Mas o projeto continua em tramitação pelos prazos normais e, no dia 30 de agosto, foi tema de audiência pública na Comissão de Seguridade Social e Família. A deputada Chris Tonietto (PSL-RJ), que pediu a audiência, disse no requerimento que o projeto pode dar ensejo “à criação de 'castas' na sociedade brasileira, a saber, a casta dos vacinados, que terá total liberdade de ir e vir, e a casta dos não vacinados, a serem tidos como uma espécie de cidadãos de última categoria".
Esse argumento, aliás, foi o que deu ensejo à apresentação, na semana passada, de um projeto de cunho totalmente oposto, cujo objetivo é evitar a discriminação de pessoas não vacinadas. O PL 3.281/21, de autoria do deputado Junio Amaral (PSL-MG), prevê a aplicação de multas para quem “tratar de forma desigual pessoas vacinadas e não vacinadas, assim como discriminar pessoas não vacinadas”.
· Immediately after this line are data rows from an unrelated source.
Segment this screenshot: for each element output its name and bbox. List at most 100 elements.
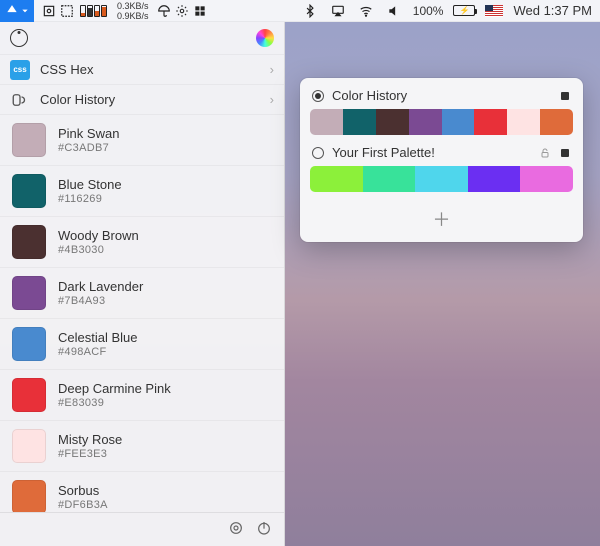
palette-color-cell[interactable] [363, 166, 416, 192]
color-swatch [12, 225, 46, 259]
color-row[interactable]: Deep Carmine Pink#E83039 [0, 369, 284, 420]
color-name-label: Dark Lavender [58, 279, 143, 294]
palette-color-cell[interactable] [343, 109, 376, 135]
color-info: Misty Rose#FEE3E3 [58, 432, 122, 460]
color-history-list: Pink Swan#C3ADB7 Blue Stone#116269 Woody B… [0, 114, 284, 512]
color-row[interactable]: Misty Rose#FEE3E3 [0, 420, 284, 471]
color-name-label: Misty Rose [58, 432, 122, 447]
section-label: CSS Hex [40, 62, 93, 77]
color-hex-label: #FEE3E3 [58, 448, 122, 460]
palette-color-cell[interactable] [468, 166, 521, 192]
color-info: Celestial Blue#498ACF [58, 330, 138, 358]
wifi-icon[interactable] [357, 4, 375, 18]
airplay-icon[interactable] [329, 4, 347, 18]
volume-icon[interactable] [385, 4, 403, 18]
color-name-label: Woody Brown [58, 228, 139, 243]
section-label: Color History [40, 92, 115, 107]
palette-color-cell[interactable] [415, 166, 468, 192]
palette-view-icon[interactable] [559, 147, 571, 159]
color-info: Deep Carmine Pink#E83039 [58, 381, 171, 409]
net-up-label: 0.3KB/s [117, 1, 149, 11]
color-name-label: Blue Stone [58, 177, 122, 192]
sip-menubar-icon[interactable] [0, 0, 34, 22]
color-hex-label: #7B4A93 [58, 295, 143, 307]
menubar-gear-icon[interactable] [173, 4, 191, 18]
color-hex-label: #E83039 [58, 397, 171, 409]
color-hex-label: #116269 [58, 193, 122, 205]
palette-history-strip[interactable] [310, 109, 573, 135]
palette-color-cell[interactable] [520, 166, 573, 192]
panel-footer [0, 512, 284, 546]
color-row[interactable]: Sorbus#DF6B3A [0, 471, 284, 512]
color-swatch [12, 429, 46, 463]
color-info: Woody Brown#4B3030 [58, 228, 139, 256]
menubar-network-stats[interactable]: 0.3KB/s 0.9KB/s [117, 1, 149, 21]
palette-color-cell[interactable] [409, 109, 442, 135]
radio-unselected-icon[interactable] [312, 147, 324, 159]
palette-color-cell[interactable] [507, 109, 540, 135]
section-color-history[interactable]: Color History › [0, 84, 284, 114]
power-icon[interactable] [256, 520, 272, 539]
lock-icon[interactable] [539, 147, 551, 159]
menubar-app-icon[interactable] [191, 4, 209, 18]
color-info: Sorbus#DF6B3A [58, 483, 108, 511]
chevron-right-icon: › [270, 92, 274, 107]
palette-color-cell[interactable] [376, 109, 409, 135]
macos-menubar: 0.3KB/s 0.9KB/s 100% ⚡ Wed 1:37 PM [0, 0, 600, 22]
color-swatch [12, 123, 46, 157]
palette-color-cell[interactable] [442, 109, 475, 135]
bluetooth-icon[interactable] [301, 4, 319, 18]
palette-history-section[interactable]: Color History [310, 88, 573, 135]
color-name-label: Deep Carmine Pink [58, 381, 171, 396]
color-row[interactable]: Dark Lavender#7B4A93 [0, 267, 284, 318]
color-info: Dark Lavender#7B4A93 [58, 279, 143, 307]
menubar-utility-icon[interactable] [40, 4, 58, 18]
color-swatch [12, 327, 46, 361]
palette-title-label: Color History [332, 88, 551, 103]
palette-color-cell[interactable] [474, 109, 507, 135]
palette-first-section[interactable]: Your First Palette! [310, 145, 573, 192]
palette-color-cell[interactable] [540, 109, 573, 135]
color-row[interactable]: Blue Stone#116269 [0, 165, 284, 216]
battery-percent-label: 100% [413, 4, 444, 18]
color-hex-label: #4B3030 [58, 244, 139, 256]
color-name-label: Pink Swan [58, 126, 119, 141]
color-name-label: Sorbus [58, 483, 108, 498]
color-row[interactable]: Celestial Blue#498ACF [0, 318, 284, 369]
palette-view-icon[interactable] [559, 90, 571, 102]
add-palette-button[interactable]: ＋ [310, 202, 573, 236]
color-hex-label: #498ACF [58, 346, 138, 358]
chevron-right-icon: › [270, 62, 274, 77]
color-info: Pink Swan#C3ADB7 [58, 126, 119, 154]
palette-first-strip[interactable] [310, 166, 573, 192]
color-hex-label: #DF6B3A [58, 499, 108, 511]
color-hex-label: #C3ADB7 [58, 142, 119, 154]
color-wheel-icon[interactable] [256, 29, 274, 47]
menubar-battery-cells-icon[interactable] [80, 5, 107, 17]
color-swatch [12, 480, 46, 512]
color-swatch [12, 174, 46, 208]
flag-us-icon[interactable] [485, 5, 503, 17]
color-swatch [12, 378, 46, 412]
menubar-crop-icon[interactable] [58, 4, 76, 18]
color-row[interactable]: Pink Swan#C3ADB7 [0, 114, 284, 165]
palette-title-label: Your First Palette! [332, 145, 531, 160]
color-swatch [12, 276, 46, 310]
section-css-hex[interactable]: css CSS Hex › [0, 54, 284, 84]
palette-popover: Color History Your First Palette! ＋ [300, 78, 583, 242]
color-info: Blue Stone#116269 [58, 177, 122, 205]
battery-icon[interactable]: ⚡ [453, 5, 475, 16]
palette-color-cell[interactable] [310, 109, 343, 135]
radio-selected-icon[interactable] [312, 90, 324, 102]
menubar-umbrella-icon[interactable] [155, 4, 173, 18]
settings-icon[interactable] [228, 520, 244, 539]
picker-circle-icon[interactable] [10, 29, 28, 47]
color-row[interactable]: Woody Brown#4B3030 [0, 216, 284, 267]
sip-main-panel: css CSS Hex › Color History › Pink Swan#… [0, 22, 285, 546]
net-down-label: 0.9KB/s [117, 11, 149, 21]
menubar-clock[interactable]: Wed 1:37 PM [513, 3, 592, 18]
color-name-label: Celestial Blue [58, 330, 138, 345]
palette-color-cell[interactable] [310, 166, 363, 192]
css-badge-icon: css [10, 60, 30, 80]
history-icon [10, 90, 30, 110]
O projeto é apoiado pela ala governista, mas sua tramitação deve encontrar mais barreiras que a do PL 4.998. “Tenho ciência de que isso encontra certa resistência, até porque a maior parte da mídia faz uma pressão muito contrária a esta ideia. A gente vive um momento em que o politicamente correto abraçou esta discriminação contra não vacinados, mesmo sendo algo descabido, absurdo, de cunho totalitário. Mas, mesmo sabendo da dificuldade, a gente tem que tentar”, afirma Amaral.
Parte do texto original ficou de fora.